Wednesday, August 27, 2014

New blog on Battle for the Big Sky

I just wrote up a new blog about my experience writing about the 2012 Montana Senate race.

You can read it here.

Tuesday, August 26, 2014

Ryan Zinke Takes A Bunch of Out of State Cash. Should we care?

One of the lines Democrats have been using to bash Ryan Zinke is suggesting that by taking a large percentage of his individual contributions from out-of-state donors he won't represent Montana's interests in the House of Representatives. In short, out of state money equals viewpoints which are automatically detrimental to the interests of Montana and Montanans.

I've never quite understood this rationale because it assumes that there is a singular interest that is Montanan and that Montanans agree on what that looks like. In my forthcoming book, Battle for the Big Sky (due out in October 2014), I argue that what is distinctive about Montanans is the connection they feel to the land and to place. That said, Montanans can and do disagree with how the land should be utilized--a dichotomy I roughly describe as "extractionists" versus "protectionists". Even that perhaps is too blunt, because even those who believe there should be additional energy exploration on public lands certainly would agree with the notion that some land should be protected from such exploration and use. Certainly, campaign contributions from outside Montana reflect these different viewpoints, no?

I mean, I get the rhetoric and why it's powerful: Montana has a complicated relationship with the "other"--meaning the federal government and large multinational corporations seeking to exploit Montana in pursuit of their own interests. But merely taking campaign contributions from folks who live in other states and suggesting that it means you won't or can't put the interests of Montana first seems somewhat silly to me. Let's face it: It's only a special interest if it's not your interest. If it's YOUR interest that's being advanced, then it's just and worthy, right? My main point is I am justifiably leery of the rhetorical and political exercise suggesting that money raised from outside the state is somehow impure.
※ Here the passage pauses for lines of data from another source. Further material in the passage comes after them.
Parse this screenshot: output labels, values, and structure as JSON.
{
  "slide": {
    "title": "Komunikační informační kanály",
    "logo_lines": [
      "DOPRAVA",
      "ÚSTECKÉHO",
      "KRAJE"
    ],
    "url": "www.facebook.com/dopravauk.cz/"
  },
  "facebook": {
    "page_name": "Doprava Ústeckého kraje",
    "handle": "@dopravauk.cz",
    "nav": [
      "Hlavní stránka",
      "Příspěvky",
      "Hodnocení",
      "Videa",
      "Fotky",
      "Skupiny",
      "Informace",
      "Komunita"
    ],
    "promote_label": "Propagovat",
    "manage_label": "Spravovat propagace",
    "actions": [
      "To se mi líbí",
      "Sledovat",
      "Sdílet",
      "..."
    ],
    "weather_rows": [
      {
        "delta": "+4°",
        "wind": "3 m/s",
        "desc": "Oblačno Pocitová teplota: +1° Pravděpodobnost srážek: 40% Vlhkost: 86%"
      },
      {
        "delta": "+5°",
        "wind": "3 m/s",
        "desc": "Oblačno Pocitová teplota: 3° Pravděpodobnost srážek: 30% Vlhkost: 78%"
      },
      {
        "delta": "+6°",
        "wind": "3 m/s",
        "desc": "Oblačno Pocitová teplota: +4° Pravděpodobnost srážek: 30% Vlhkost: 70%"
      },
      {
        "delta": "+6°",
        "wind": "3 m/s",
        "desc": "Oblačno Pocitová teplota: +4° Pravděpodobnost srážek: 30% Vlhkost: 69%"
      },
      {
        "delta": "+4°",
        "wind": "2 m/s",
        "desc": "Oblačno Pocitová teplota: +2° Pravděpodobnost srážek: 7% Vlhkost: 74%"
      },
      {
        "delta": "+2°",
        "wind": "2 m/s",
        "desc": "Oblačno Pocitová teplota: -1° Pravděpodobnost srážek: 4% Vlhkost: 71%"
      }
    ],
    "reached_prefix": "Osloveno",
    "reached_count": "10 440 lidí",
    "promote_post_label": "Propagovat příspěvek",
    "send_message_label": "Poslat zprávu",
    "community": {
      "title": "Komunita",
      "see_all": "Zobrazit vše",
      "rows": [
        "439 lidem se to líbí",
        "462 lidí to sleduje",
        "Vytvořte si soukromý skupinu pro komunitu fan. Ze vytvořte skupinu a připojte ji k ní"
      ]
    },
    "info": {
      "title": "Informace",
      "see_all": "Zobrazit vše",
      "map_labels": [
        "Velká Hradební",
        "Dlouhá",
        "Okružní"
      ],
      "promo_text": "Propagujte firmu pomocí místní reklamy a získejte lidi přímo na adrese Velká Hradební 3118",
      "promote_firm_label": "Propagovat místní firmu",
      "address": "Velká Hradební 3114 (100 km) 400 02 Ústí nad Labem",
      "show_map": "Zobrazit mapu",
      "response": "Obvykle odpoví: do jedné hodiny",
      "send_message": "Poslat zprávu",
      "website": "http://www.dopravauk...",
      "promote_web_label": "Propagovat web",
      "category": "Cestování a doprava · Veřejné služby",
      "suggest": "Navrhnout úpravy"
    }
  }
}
Putting that aside, there is the empirical question to consider. How unusual is it for Ryan Zinke to accept nearly three-quarters of his individual contributions from individual contributors living outside Montana? For candidates running for Montana's lone House seat, it turns out quite unusual. If Zinke were running for the United States Senate, alternatively, he'd fit right in.

Using data compiled by the fine folks at the Center for Responsive Politics, I put together the table below listing the percentage of out-of-state contributions received by every Republican and Democratic Senate and House candidate running from 2000 through 2014. These data are based on all individual contributions of $200 or more. Click on the table below.
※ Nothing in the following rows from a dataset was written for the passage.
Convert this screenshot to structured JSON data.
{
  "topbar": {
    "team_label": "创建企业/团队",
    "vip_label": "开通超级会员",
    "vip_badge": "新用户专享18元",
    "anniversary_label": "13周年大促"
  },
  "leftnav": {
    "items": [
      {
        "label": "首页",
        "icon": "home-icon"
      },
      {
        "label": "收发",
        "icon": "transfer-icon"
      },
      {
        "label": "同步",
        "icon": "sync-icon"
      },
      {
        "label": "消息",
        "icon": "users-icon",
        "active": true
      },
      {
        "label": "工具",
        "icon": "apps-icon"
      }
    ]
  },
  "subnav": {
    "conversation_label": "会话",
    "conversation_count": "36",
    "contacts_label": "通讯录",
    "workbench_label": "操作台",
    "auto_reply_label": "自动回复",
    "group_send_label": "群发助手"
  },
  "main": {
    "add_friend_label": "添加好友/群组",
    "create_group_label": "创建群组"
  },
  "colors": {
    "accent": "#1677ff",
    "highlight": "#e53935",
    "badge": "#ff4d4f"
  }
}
You'll find that Zinke's contribution patterns are clearly an outlier here. The only other House candidate that comes close is Nancy Keenan, the Democratic House nominee in 2000 who raised 64 percent of her individual contributions from non-Montanans. More typical is the roughly third of contributions raised out of state by Congressman Rehberg during his six House campaigns. I should also note that it is pretty normal for House candidates to raise the bulk of their money from within their district or state--clear exceptions are House candidates with national profiles either because of their party leadership positions, ambitions for higher office, or those who have consciously sought to become spokespersons and advocates for particular ideological causes within their parties (Representatives Alan Grayson and Michele Bachmann come to mind here).

The bulk of campaign contributions for U.S. Senate candidates, however, tends to come from outside of Montana's borders. Again, this pattern is not unusual--individual senators have far more power than any individual congressman, they have more constitutional responsibilities of a national nature, and as such, they tend to draw far more donor interest nationally. It is also the case that poorer states tend to rely more heavily on outside funding to pay for competitive and expensive Senate races. In 2012, both Senator Tester and Congressman Rehberg drew about 80 percent of their contributions from individuals living outside the state.

But Senator Max Baucus was the champ when it came to contributions from beyond Montana. In 2008, facing token opposition, the powerful chairman of the Senate Finance Committee received 90 percent of his individual contributions from non-Montanans. Clearly, lots of donors were interested in bending the ear of the man responsible for the arcane ins and outs of the federal tax code and trade policy.

So yes, Zinke's contribution patterns are unusual both in the recent history of Montana House races and the patterns we expect to see generally in house races in other states. But does it really matter? I'm not convinced that it does. And, I'm even less convinced that Democrats are really genuinely interested in protecting Montana from the evils of outside influence on Montana's elections when their own Senate candidates have long benefited from money from non-Montanans to fund their own election efforts.

I think more problematic from the perspective of candidate Zinke is the possibility he has trouble connecting with Montana donors--which tells us a different story altogether about his ability to convince voters to support his candidacy come Election Day. Zinke's success with Montana donors exists in stark contrast to Steve Daines' success in raising money at home--both in his 2012 House race and in his current Senate campaign.

Zinke's reliance on out of state donors might indicate he has trouble closing the deal with Montanans when he meets them--but that tells us much more about his qualities as a candidate than it does about him supporting interests that are not Montana's. That, I think, is the key lesson to be drawn from the contribution patterns observed above.